Les chers amis de Laurent Nkunda
Le Congolais Katebe Katoto et le Rwandais Tribert Rujugiro sont mis en cause par le rapport d’experts sur la guerre dans l’Est publié le 12 décembre par l’ONU.
Tribert Rujugiro et Katebe Katoto ont beaucoup de points communs : ils sont tous les deux hommes d’affaires, réputés « richissimes », sexagénaires et… cités dans un rapport sur la guerre en RD Congo publié le 12 décembre par l’ONU. Leur nom apparaît à la rubrique « Particuliers finançant le CNDP », le Conseil national pour la défense du peuple, le mouvement du rebelle Laurent Nkunda, qui, depuis le 28 août dernier, affronte les Forces armées de la RD Congo.
Rwandais, Tribert Rujugiro, 67 ans, père de six enfants, a fait fortune dans l’industrie du tabac, les brasseries, le secteur bancaire. Fondateur, en 2006, du Rwanda Investment Group, il dispose d’intérêts au Botswana, en Afrique du Sud, en Côte d’Ivoire, au Togo, au Kenya, en Ouganda… D’après les experts des Nations unies, cet ancien bailleur de fonds du Front patriotique rwandais (FPR), le parti au pouvoir au Rwanda, possède aussi plusieurs fermes dans le Masisi, territoire contrôlé par le CNDP. Dans l’une d’elles, à Kirolirwe, il aurait régulièrement reçu des dignitaires du mouvement, dont Laurent Nkunda, en 2006. Le 28 août 2007, il aurait envoyé un mail à l’un de ses employés à Dubaï, lui demandant de mettre 120 000 dollars à la disposition des « gens de notre ami Laurent N ». Le 6 juin 2008, poursuit le document, il aurait reçu un mail du colonel Gahizi, « l’un des commandants les plus influents du CNDP », l’informant que « les gens sont prêts » et lui rappelant d’envoyer « l’engin » comme il l’avait promis. Sollicité par Jeune Afrique, Tribert Rujugiro n’a pas réagi à ces mises en cause. Il est actuellement à Londres, en liberté provisoire depuis octobre dernier, après la délivrance d’un mandat par l’Afrique du Sud pour fraude fiscale.

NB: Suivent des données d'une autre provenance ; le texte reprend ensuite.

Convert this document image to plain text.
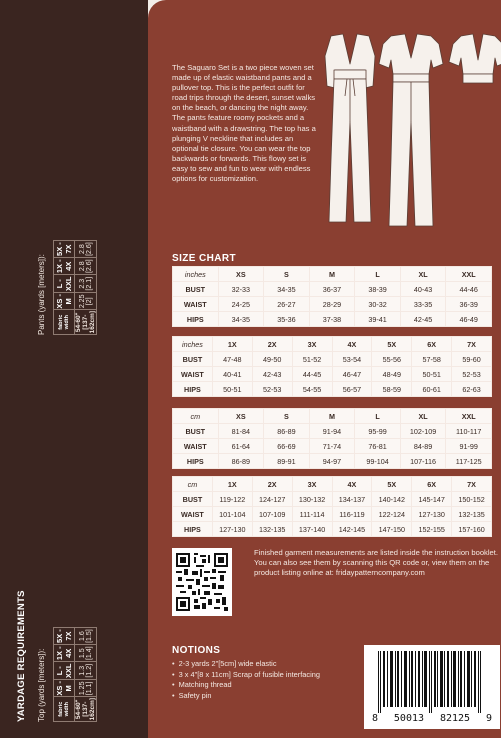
YARDAGE REQUIREMENTS Top (yards [meters]):
Pants (yards [meters]):
fabric width	XS - M	L - XXL	1X - 4X	5X - 7X
54-60" [137-162cm]	1.25 [1.1]	1.3 [1.2]	1.5 [1.4]	1.6 [1.5]
fabric width	XS - M	L - XXL	1X - 4X	5X - 7X
54-60" [137-162cm]	2.25 [2]	2.3 [2.1]	2.8 [2.6]	2.8 [2.6]
The Saguaro Set is a two piece woven set made up of elastic waistband pants and a pullover top. This is the perfect outfit for road trips through the desert, sunset walks on the beach, or dancing the night away. The pants feature roomy pockets and a waistband with a drawstring. The top has a plunging V neckline that includes an optional tie closure. You can wear the top backwards or forwards. This flowy set is easy to sew and fun to wear with endless options for customization.
SIZE CHART
inches	XS	S	M	L	XL	XXL
BUST	32-33	34-35	36-37	38-39	40-43	44-46
WAIST	24-25	26-27	28-29	30-32	33-35	36-39
HIPS	34-35	35-36	37-38	39-41	42-45	46-49
inches	1X	2X	3X	4X	5X	6X	7X
BUST	47-48	49-50	51-52	53-54	55-56	57-58	59-60
WAIST	40-41	42-43	44-45	46-47	48-49	50-51	52-53
HIPS	50-51	52-53	54-55	56-57	58-59	60-61	62-63
cm	XS	S	M	L	XL	XXL
BUST	81-84	86-89	91-94	95-99	102-109	110-117
WAIST	61-64	66-69	71-74	76-81	84-89	91-99
HIPS	86-89	89-91	94-97	99-104	107-116	117-125
cm	1X	2X	3X	4X	5X	6X	7X
BUST	119-122	124-127	130-132	134-137	140-142	145-147	150-152
WAIST	101-104	107-109	111-114	116-119	122-124	127-130	132-135
HIPS	127-130	132-135	137-140	142-145	147-150	152-155	157-160
Finished garment measurements are listed inside the instruction booklet. You can also see them by scanning this QR code or, view them on the product listing online at: fridaypatterncompany.com
NOTIONS
• 2-3 yards 2"[5cm] wide elastic
• 3 x 4"[8 x 11cm] Scrap of fusible interfacing
• Matching thread
• Safety pin
8 50013 82125 9
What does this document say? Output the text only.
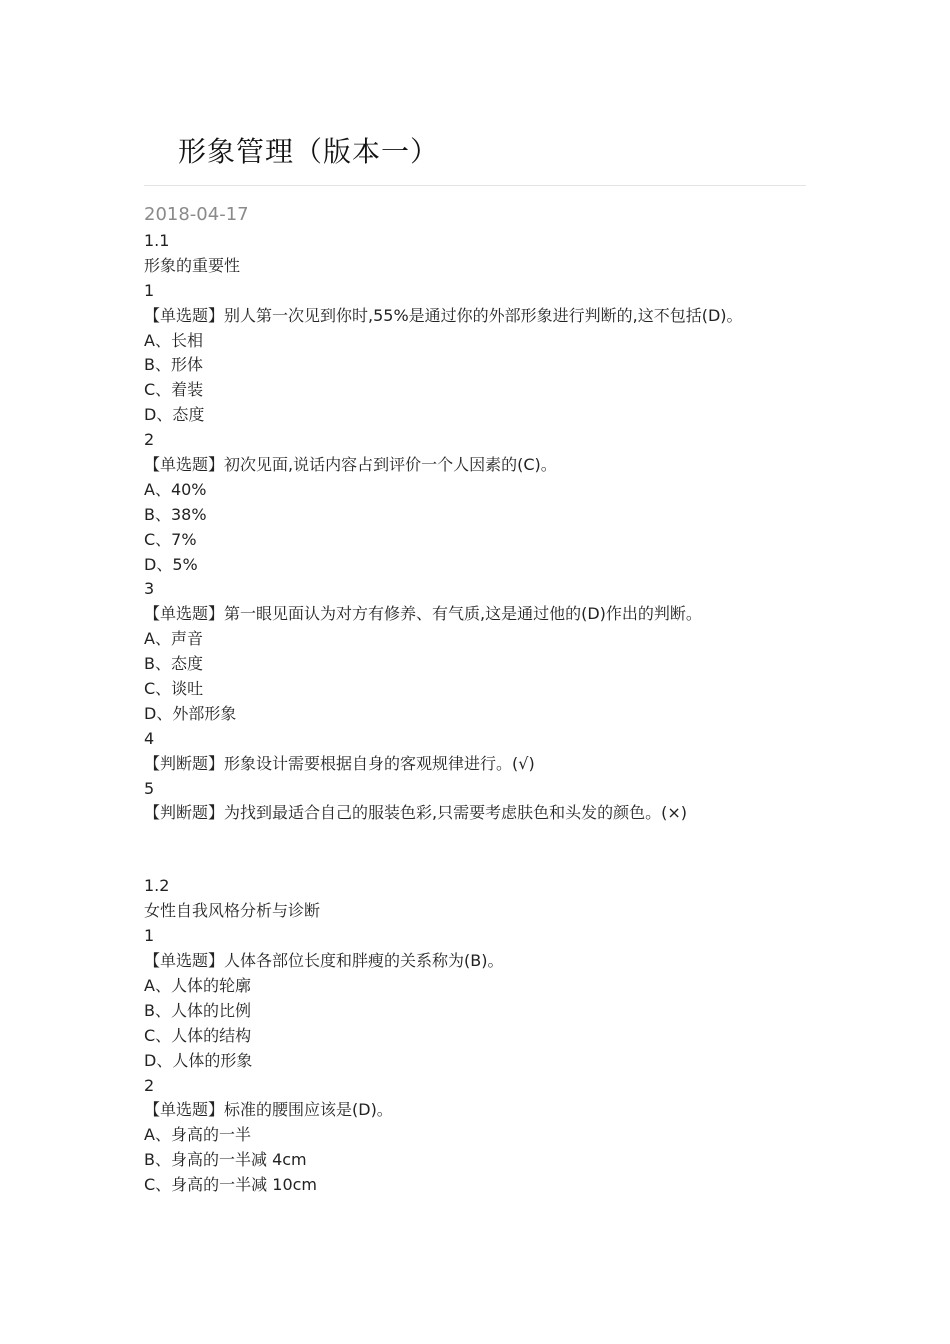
形象管理（版本一）
2018-04-17
1.1
形象的重要性
1
【单选题】别人第一次见到你时,55%是通过你的外部形象进行判断的,这不包括(D)。
A、长相
B、形体
C、着装
D、态度
2
【单选题】初次见面,说话内容占到评价一个人因素的(C)。
A、40%
B、38%
C、7%
D、5%
3
【单选题】第一眼见面认为对方有修养、有气质,这是通过他的(D)作出的判断。
A、声音
B、态度
C、谈吐
D、外部形象
4
【判断题】形象设计需要根据自身的客观规律进行。(√)
5
【判断题】为找到最适合自己的服装色彩,只需要考虑肤色和头发的颜色。(×)
1.2
女性自我风格分析与诊断
1
【单选题】人体各部位长度和胖瘦的关系称为(B)。
A、人体的轮廓
B、人体的比例
C、人体的结构
D、人体的形象
2
【单选题】标准的腰围应该是(D)。
A、身高的一半
B、身高的一半减 4cm
C、身高的一半减 10cm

Nettement plus disert, Katebe Katoto, lui, dénonce les « affabulations » dont il fait l’objet et assure n’avoir jamais été contacté par les auteurs du rapport. Natif du Katanga, cet ancien professeur de mathématiques âgé de 64 ans et père de cinq enfants est devenu un magnat de la pêche dans la région des Grands Lacs. Établi à Bruges, en Belgique – il a la nationalité belge –, il explique ainsi le virement de 25 000 dollars mentionné par le rapport, effectué le 7 février 2006 entre le compte de son épouse et celui d’Élisabeth Uwasse, l’épouse de Laurent Nkunda : « Je cherchais une maison à Goma, c’est très joli. Nkunda m’a dit, “c’est madame qui a les contacts pour la maison”. Je lui ai donc envoyé un acompte. » Avant de rappeler qu’à la date du virement le CNDP n’existait pas encore.
Laurent Nkunda, Katebe Katoto l’a connu pour avoir été, en 2003, vice-président du Rassemblement congolais pour la démocratie (RCD), qui, à l’époque, comptait le général dissident dans ses rangs. Mais d’après l’intéressé, leur dernier contact, « au téléphone », remonte à 2006. Aujourd’hui retraité, Katebe Katoto préside l’Union des libéraux pour la démocratie (ULD), un parti d’opposition sans députés ni sénateurs. Frère aîné de Moïse Katumbi, gouverneur du Katanga, l’ancien fournisseur en poissons de la Gécamines assure ne pas « mélanger la politique et la famille ».